Fait à Clermont-Ferrand,
le 15 mai 2026
Le greffier Le Vice-président
Copie
— adressée par courriel avec récépissé au directeur du centre hospitalier ce jour
— transmise au procureur de la République ce jour
— notifié par LRAR au curateur ce jour
— notifié ce jour par PLEX au conseil
le greffier
POUR INFORMATION
La présente ordonnance est susceptible d’appel dans le délai de 10 jours à compter de sa notification, au greffe de la Cour d’Appel de Riom.
Art. L.3211-12-4. du code de la santé publique – L’ordonnance du magistrat du siège du tribunal judiciaire prise en application des articles L.3211-12 ou L.3211-12-1 est susceptible d’appel devant le premier président de la cour d’appel ou son délégué. Le débat est tenu selon les modalités prévues à l’article L.3211-12-2.
L’appel formé à l’encontre de l’ordonnance mentionnée au premier alinéa n’est pas suspensif. Le premier président de la cour d’appel ou son délégué statue alors à bref délai dans des conditions définies par décret en Conseil d’Etat.

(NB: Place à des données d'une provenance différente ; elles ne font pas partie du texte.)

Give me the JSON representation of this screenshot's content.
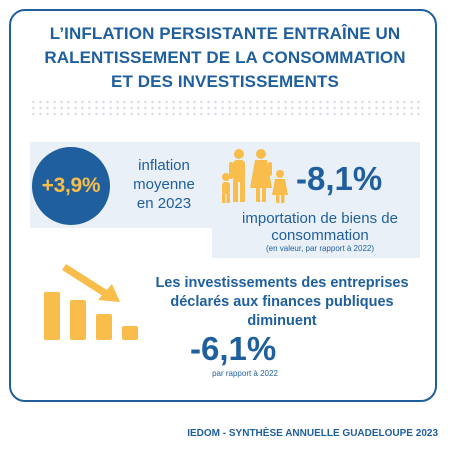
{
  "title": {
    "line1": "L’INFLATION PERSISTANTE ENTRAÎNE UN",
    "line2": "RALENTISSEMENT DE LA CONSOMMATION",
    "line3": "ET DES INVESTISSEMENTS"
  },
  "inflation": {
    "value": "+3,9%",
    "label_line1": "inflation",
    "label_line2": "moyenne",
    "label_line3": "en 2023"
  },
  "imports": {
    "value": "-8,1%",
    "label_line1": "importation de biens de",
    "label_line2": "consommation",
    "note": "(en valeur, par rapport à 2022)"
  },
  "investments": {
    "title_line1": "Les investissements des entreprises",
    "title_line2": "déclarés aux finances publiques",
    "title_line3": "diminuent",
    "value": "-6,1%",
    "note": "par rapport à 2022"
  },
  "footer": "IEDOM - SYNTHÈSE ANNUELLE GUADELOUPE 2023",
  "colors": {
    "primary_blue": "#1f5f9e",
    "accent_orange": "#f8bd4a",
    "panel_bg": "#e9f0f8"
  },
  "icons": [
    "family-icon",
    "declining-bars-icon",
    "down-arrow-icon"
  ]
}
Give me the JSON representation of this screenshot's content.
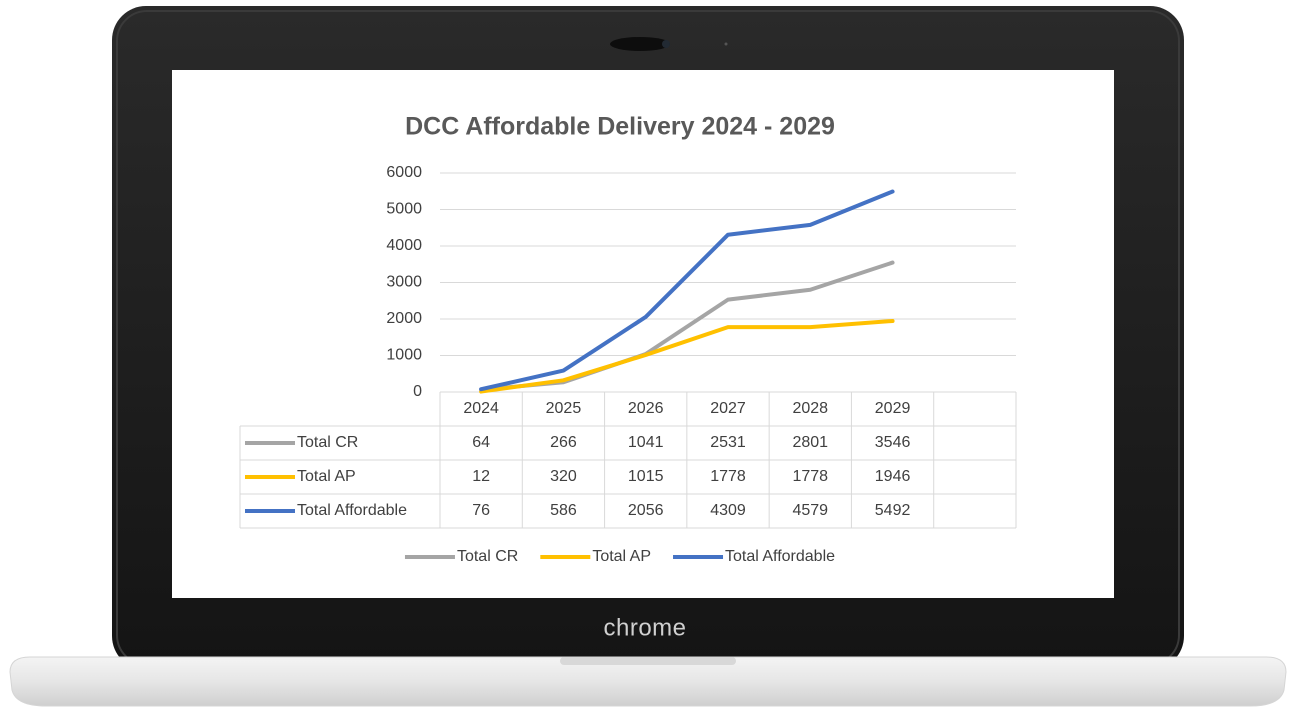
{
  "brand": "chrome",
  "chart_data": {
    "type": "line",
    "title": "DCC Affordable Delivery 2024 - 2029",
    "categories": [
      "2024",
      "2025",
      "2026",
      "2027",
      "2028",
      "2029",
      null
    ],
    "series": [
      {
        "name": "Total CR",
        "color": "#a5a5a5",
        "values": [
          64,
          266,
          1041,
          2531,
          2801,
          3546,
          null
        ]
      },
      {
        "name": "Total AP",
        "color": "#ffc000",
        "values": [
          12,
          320,
          1015,
          1778,
          1778,
          1946,
          null
        ]
      },
      {
        "name": "Total Affordable",
        "color": "#4472c4",
        "values": [
          76,
          586,
          2056,
          4309,
          4579,
          5492,
          null
        ]
      }
    ],
    "ylim": [
      0,
      6000
    ],
    "yticks": [
      0,
      1000,
      2000,
      3000,
      4000,
      5000,
      6000
    ],
    "grid": true,
    "data_table": true,
    "legend": "bottom"
  }
}
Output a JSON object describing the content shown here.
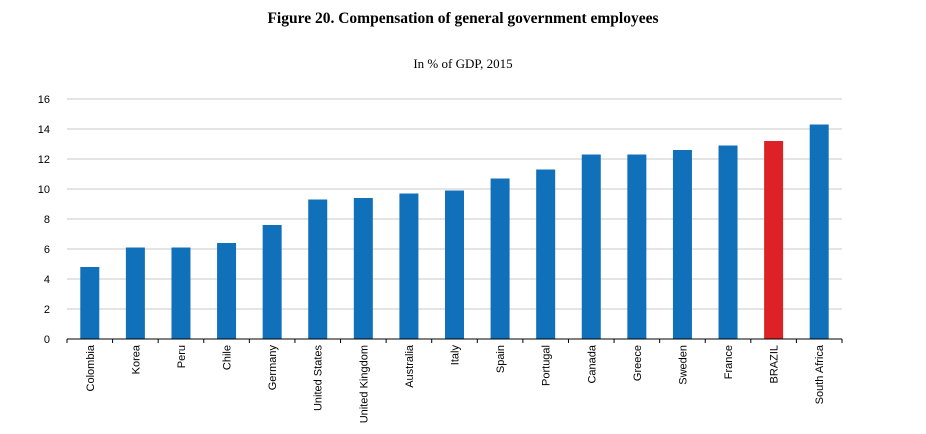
{
  "title": "Figure 20. Compensation of general government employees",
  "subtitle": "In % of GDP, 2015",
  "chart_data": {
    "type": "bar",
    "title": "Figure 20. Compensation of general government employees",
    "subtitle": "In % of GDP, 2015",
    "xlabel": "",
    "ylabel": "",
    "ylim": [
      0,
      16
    ],
    "yticks": [
      0,
      2,
      4,
      6,
      8,
      10,
      12,
      14,
      16
    ],
    "grid": true,
    "categories": [
      "Colombia",
      "Korea",
      "Peru",
      "Chile",
      "Germany",
      "United States",
      "United Kingdom",
      "Australia",
      "Italy",
      "Spain",
      "Portugal",
      "Canada",
      "Greece",
      "Sweden",
      "France",
      "BRAZIL",
      "South Africa"
    ],
    "values": [
      4.8,
      6.1,
      6.1,
      6.4,
      7.6,
      9.3,
      9.4,
      9.7,
      9.9,
      10.7,
      11.3,
      12.3,
      12.3,
      12.6,
      12.9,
      13.2,
      14.3
    ],
    "colors": {
      "default": "#1170BA",
      "highlight": "#DD2227",
      "highlight_category": "BRAZIL",
      "grid": "#C8C8C8",
      "axis": "#000000"
    }
  }
}
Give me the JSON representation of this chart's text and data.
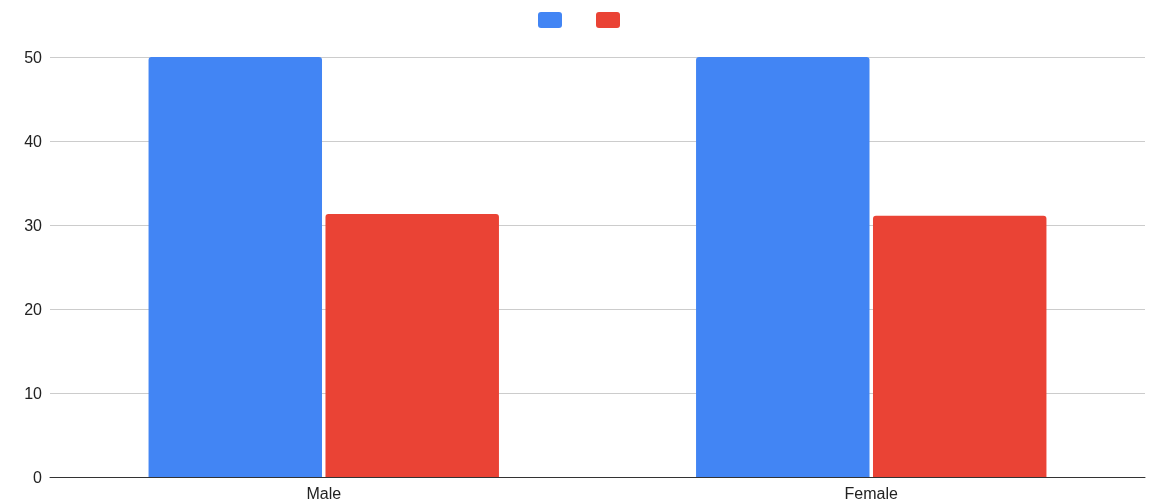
{
  "chart_data": {
    "type": "bar",
    "categories": [
      "Male",
      "Female"
    ],
    "series": [
      {
        "color": "#4285f4",
        "values": [
          50,
          50
        ]
      },
      {
        "color": "#ea4335",
        "values": [
          31.3,
          31.1
        ]
      }
    ],
    "ylim": [
      0,
      50
    ],
    "yticks": [
      0,
      10,
      20,
      30,
      40,
      50
    ],
    "grid": "y"
  }
}
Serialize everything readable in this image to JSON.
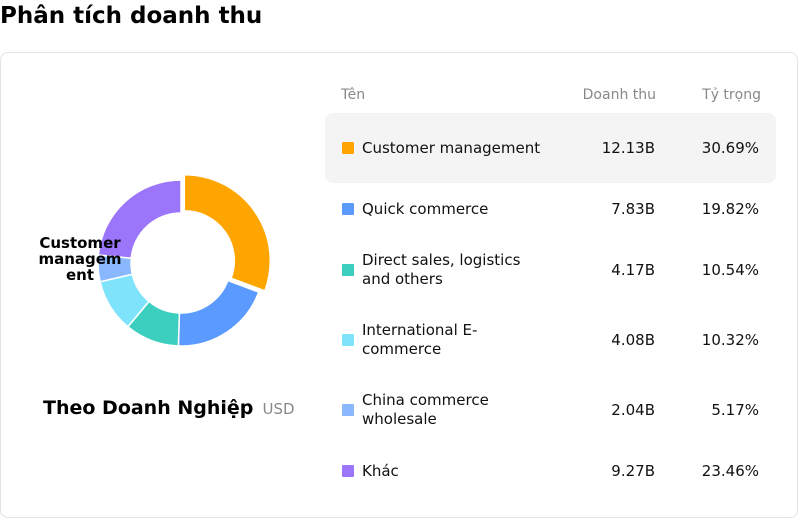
{
  "page": {
    "title": "Phân tích doanh thu"
  },
  "donut": {
    "center_label": "Customer management",
    "caption_title": "Theo Doanh Nghiệp",
    "caption_unit": "USD"
  },
  "table": {
    "headers": {
      "name": "Tên",
      "revenue": "Doanh thu",
      "share": "Tỷ trọng"
    },
    "rows": [
      {
        "name": "Customer management",
        "revenue": "12.13B",
        "share": "30.69%",
        "color": "#ffa500",
        "active": true
      },
      {
        "name": "Quick commerce",
        "revenue": "7.83B",
        "share": "19.82%",
        "color": "#5b9bff",
        "active": false
      },
      {
        "name": "Direct sales, logistics and others",
        "revenue": "4.17B",
        "share": "10.54%",
        "color": "#3ccfbf",
        "active": false
      },
      {
        "name": "International E-commerce",
        "revenue": "4.08B",
        "share": "10.32%",
        "color": "#7ee3fb",
        "active": false
      },
      {
        "name": "China commerce wholesale",
        "revenue": "2.04B",
        "share": "5.17%",
        "color": "#8ab8ff",
        "active": false
      },
      {
        "name": "Khác",
        "revenue": "9.27B",
        "share": "23.46%",
        "color": "#9b76fb",
        "active": false
      }
    ]
  },
  "chart_data": {
    "type": "pie",
    "title": "Theo Doanh Nghiệp",
    "unit": "USD",
    "labels": [
      "Customer management",
      "Quick commerce",
      "Direct sales, logistics and others",
      "International E-commerce",
      "China commerce wholesale",
      "Khác"
    ],
    "values": [
      12.13,
      7.83,
      4.17,
      4.08,
      2.04,
      9.27
    ],
    "shares_percent": [
      30.69,
      19.82,
      10.54,
      10.32,
      5.17,
      23.46
    ],
    "colors": [
      "#ffa500",
      "#5b9bff",
      "#3ccfbf",
      "#7ee3fb",
      "#8ab8ff",
      "#9b76fb"
    ],
    "highlighted": "Customer management",
    "donut": true
  }
}
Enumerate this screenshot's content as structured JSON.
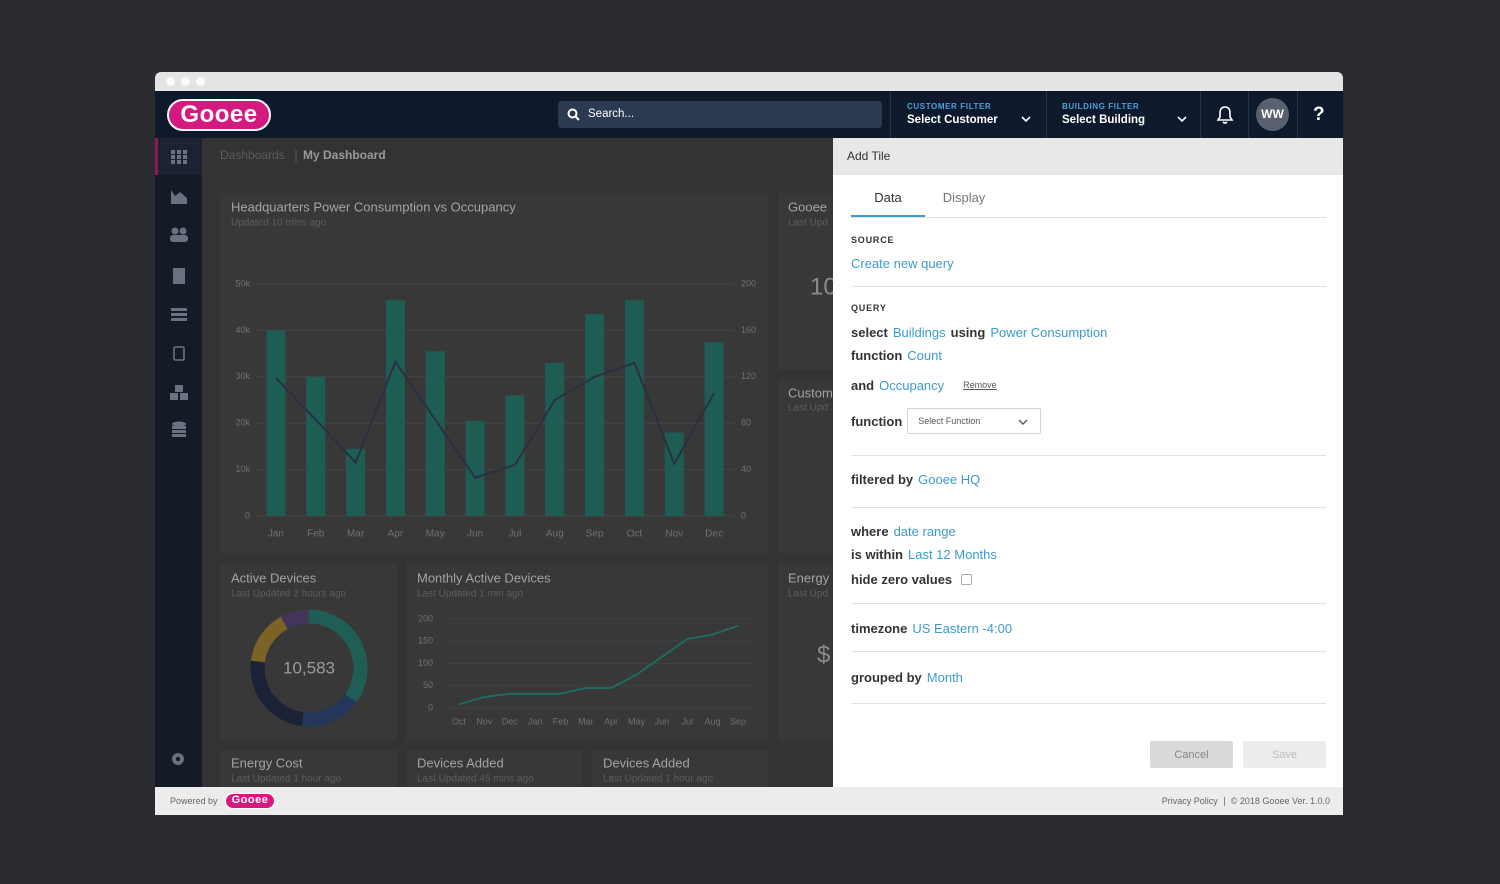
{
  "header": {
    "logo": "Gooee",
    "search_placeholder": "Search...",
    "customer_filter": {
      "label": "CUSTOMER FILTER",
      "value": "Select Customer"
    },
    "building_filter": {
      "label": "BUILDING FILTER",
      "value": "Select Building"
    },
    "avatar": "WW",
    "help": "?"
  },
  "breadcrumb": [
    "Dashboards",
    "My Dashboard"
  ],
  "chart_data": [
    {
      "type": "bar",
      "title": "Headquarters Power Consumption vs Occupancy",
      "subtitle": "Updated 10 mins ago",
      "categories": [
        "Jan",
        "Feb",
        "Mar",
        "Apr",
        "May",
        "Jun",
        "Jul",
        "Aug",
        "Sep",
        "Oct",
        "Nov",
        "Dec"
      ],
      "series": [
        {
          "color": "#1d5d54",
          "values": [
            40000,
            30000,
            14500,
            46500,
            35500,
            20500,
            26000,
            33000,
            43500,
            46500,
            18000,
            37500
          ]
        },
        {
          "type": "line",
          "axis": "y2",
          "color": "#2a3040",
          "values": [
            119,
            83,
            46,
            133,
            83,
            33,
            44,
            100,
            120,
            132,
            45,
            106
          ]
        }
      ],
      "ylim": [
        0,
        50000
      ],
      "yticks": [
        0,
        {
          "value": 10000,
          "label": "10k"
        },
        {
          "value": 20000,
          "label": "20k"
        },
        {
          "value": 30000,
          "label": "30k"
        },
        {
          "value": 40000,
          "label": "40k"
        },
        {
          "value": 50000,
          "label": "50k"
        }
      ],
      "y2lim": [
        0,
        200
      ],
      "y2ticks": [
        0,
        40,
        80,
        120,
        160,
        200
      ],
      "grid": true
    },
    {
      "type": "pie",
      "title": "Active Devices",
      "subtitle": "Last Updated 2 hours ago",
      "center_label": "10,583",
      "values": [
        35,
        17,
        25,
        15,
        8
      ],
      "colors": [
        "#1f5e55",
        "#243659",
        "#1c2236",
        "#7a6324",
        "#44365a"
      ],
      "donut": true
    },
    {
      "type": "line",
      "title": "Monthly Active Devices",
      "subtitle": "Last Updated 1 min ago",
      "categories": [
        "Oct",
        "Nov",
        "Dec",
        "Jan",
        "Feb",
        "Mar",
        "Apr",
        "May",
        "Jun",
        "Jul",
        "Aug",
        "Sep"
      ],
      "series": [
        {
          "color": "#1f6a5e",
          "values": [
            8,
            25,
            32,
            32,
            32,
            45,
            45,
            75,
            115,
            155,
            165,
            185
          ]
        }
      ],
      "ylim": [
        0,
        200
      ],
      "yticks": [
        0,
        50,
        100,
        150,
        200
      ],
      "grid": true
    }
  ],
  "tiles": [
    {
      "title": "Gooee",
      "subtitle": "Last Upd",
      "value": "10"
    },
    {
      "title": "Custom",
      "subtitle": "Last Upd"
    },
    {
      "title": "Energy",
      "subtitle": "Last Upd",
      "value": "$"
    },
    {
      "title": "Energy Cost",
      "subtitle": "Last Updated 1 hour ago"
    },
    {
      "title": "Devices Added",
      "subtitle": "Last Updated 45 mins ago"
    },
    {
      "title": "Devices Added",
      "subtitle": "Last Updated 1 hour ago"
    }
  ],
  "panel": {
    "title": "Add Tile",
    "tabs": [
      "Data",
      "Display"
    ],
    "source": {
      "label": "SOURCE",
      "link": "Create new query"
    },
    "query": {
      "label": "QUERY",
      "select": {
        "keyword": "select",
        "value": "Buildings",
        "keyword2": "using",
        "value2": "Power Consumption"
      },
      "function": {
        "keyword": "function",
        "value": "Count"
      },
      "and": {
        "keyword": "and",
        "value": "Occupancy",
        "action": "Remove"
      },
      "function2": {
        "keyword": "function",
        "placeholder": "Select Function"
      }
    },
    "filtered": {
      "keyword": "filtered by",
      "value": "Gooee HQ"
    },
    "where": {
      "keyword": "where",
      "value": "date range"
    },
    "within": {
      "keyword": "is within",
      "value": "Last 12 Months"
    },
    "hide_zero": {
      "keyword": "hide zero values"
    },
    "timezone": {
      "keyword": "timezone",
      "value": "US Eastern -4:00"
    },
    "grouped": {
      "keyword": "grouped by",
      "value": "Month"
    },
    "buttons": [
      "Cancel",
      "Save"
    ]
  },
  "footer": {
    "powered_by": "Powered by",
    "logo": "Gooee",
    "privacy": "Privacy Policy",
    "copyright": "© 2018 Gooee Ver. 1.0.0"
  }
}
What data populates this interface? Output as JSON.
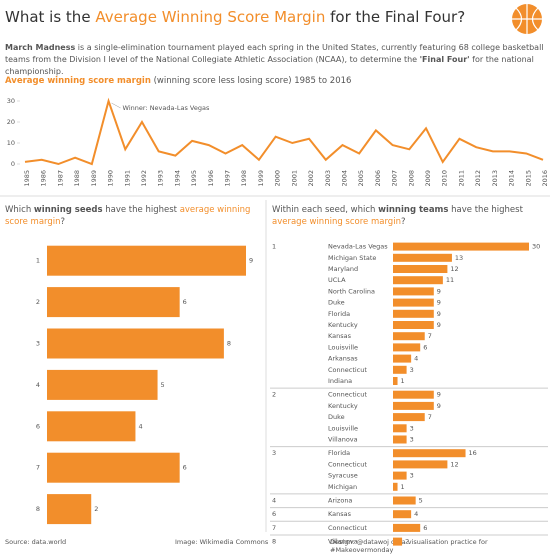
{
  "title": [
    "What is the ",
    "Average Winning Score Margin",
    " for the Final Four?"
  ],
  "description": [
    "March Madness",
    " is a single-elimination tournament played each spring in the United States, currently featuring 68 college basketball teams from the Division I level of the National Collegiate Athletic Association (NCAA), to determine the ",
    "'Final Four'",
    " for the national championship."
  ],
  "footer": {
    "source": "Source: data.world",
    "image": "Image: Wikimedia Commons",
    "design": "Design: @datawoj data visualisation practice for #Makeovermonday"
  },
  "chart_data": [
    {
      "type": "line",
      "title": [
        "Average winning score margin",
        " (winning score less losing score) 1985 to 2016"
      ],
      "color": "#f28e2b",
      "categories": [
        "1985",
        "1986",
        "1987",
        "1988",
        "1989",
        "1990",
        "1991",
        "1992",
        "1993",
        "1994",
        "1995",
        "1996",
        "1997",
        "1998",
        "1999",
        "2000",
        "2001",
        "2002",
        "2003",
        "2004",
        "2005",
        "2006",
        "2007",
        "2008",
        "2009",
        "2010",
        "2011",
        "2012",
        "2013",
        "2014",
        "2015",
        "2016"
      ],
      "values": [
        1,
        2,
        0,
        3,
        0,
        30,
        7,
        20,
        6,
        4,
        11,
        9,
        5,
        9,
        2,
        13,
        10,
        12,
        2,
        9,
        5,
        16,
        9,
        7,
        17,
        1,
        12,
        8,
        6,
        6,
        5,
        2
      ],
      "ylim": [
        0,
        30
      ],
      "yticks": [
        0,
        10,
        20,
        30
      ],
      "grid": false,
      "annotation": "Winner: Nevada-Las Vegas"
    },
    {
      "type": "hbar",
      "title": [
        "Which ",
        "winning seeds",
        " have the highest ",
        "average winning score margin",
        "?"
      ],
      "color": "#f28e2b",
      "categories": [
        "1",
        "2",
        "3",
        "4",
        "6",
        "7",
        "8"
      ],
      "values": [
        9,
        6,
        8,
        5,
        4,
        6,
        2
      ],
      "xlim": [
        0,
        9
      ]
    },
    {
      "type": "grouped-hbar",
      "title": [
        "Within each seed, which ",
        "winning teams",
        " have the highest ",
        "average winning score margin",
        "?"
      ],
      "color": "#f28e2b",
      "xlim": [
        0,
        30
      ],
      "groups": [
        {
          "label": "1",
          "categories": [
            "Nevada-Las Vegas",
            "Michigan State",
            "Maryland",
            "UCLA",
            "North Carolina",
            "Duke",
            "Florida",
            "Kentucky",
            "Kansas",
            "Louisville",
            "Arkansas",
            "Connecticut",
            "Indiana"
          ],
          "values": [
            30,
            13,
            12,
            11,
            9,
            9,
            9,
            9,
            7,
            6,
            4,
            3,
            1
          ]
        },
        {
          "label": "2",
          "categories": [
            "Connecticut",
            "Kentucky",
            "Duke",
            "Louisville",
            "Villanova"
          ],
          "values": [
            9,
            9,
            7,
            3,
            3
          ]
        },
        {
          "label": "3",
          "categories": [
            "Florida",
            "Connecticut",
            "Syracuse",
            "Michigan"
          ],
          "values": [
            16,
            12,
            3,
            1
          ]
        },
        {
          "label": "4",
          "categories": [
            "Arizona"
          ],
          "values": [
            5
          ]
        },
        {
          "label": "6",
          "categories": [
            "Kansas"
          ],
          "values": [
            4
          ]
        },
        {
          "label": "7",
          "categories": [
            "Connecticut"
          ],
          "values": [
            6
          ]
        },
        {
          "label": "8",
          "categories": [
            "Villanova"
          ],
          "values": [
            2
          ]
        }
      ]
    }
  ]
}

Art. 58 du code de procédure civile – La déclaration d’appel contient à peine de nullité :
1° Pour les personnes physiques : l’indication des noms , prénoms, profession, domicile, nationalité, date et lieu de naissance du demandeur ;
Pour les personnes morales : l’indication de leur forme, leur dénomination, leur siège sociale et de l’organe qui les représente légalement ;
2° L’indication des noms, prénoms et domicile de la personne contre laquelle la demande est formée, ou, s’il s’agit d’une personne morale, de sa dénomination et de son siège social ;
3° L’objet de la demande. Elle est datée et signée.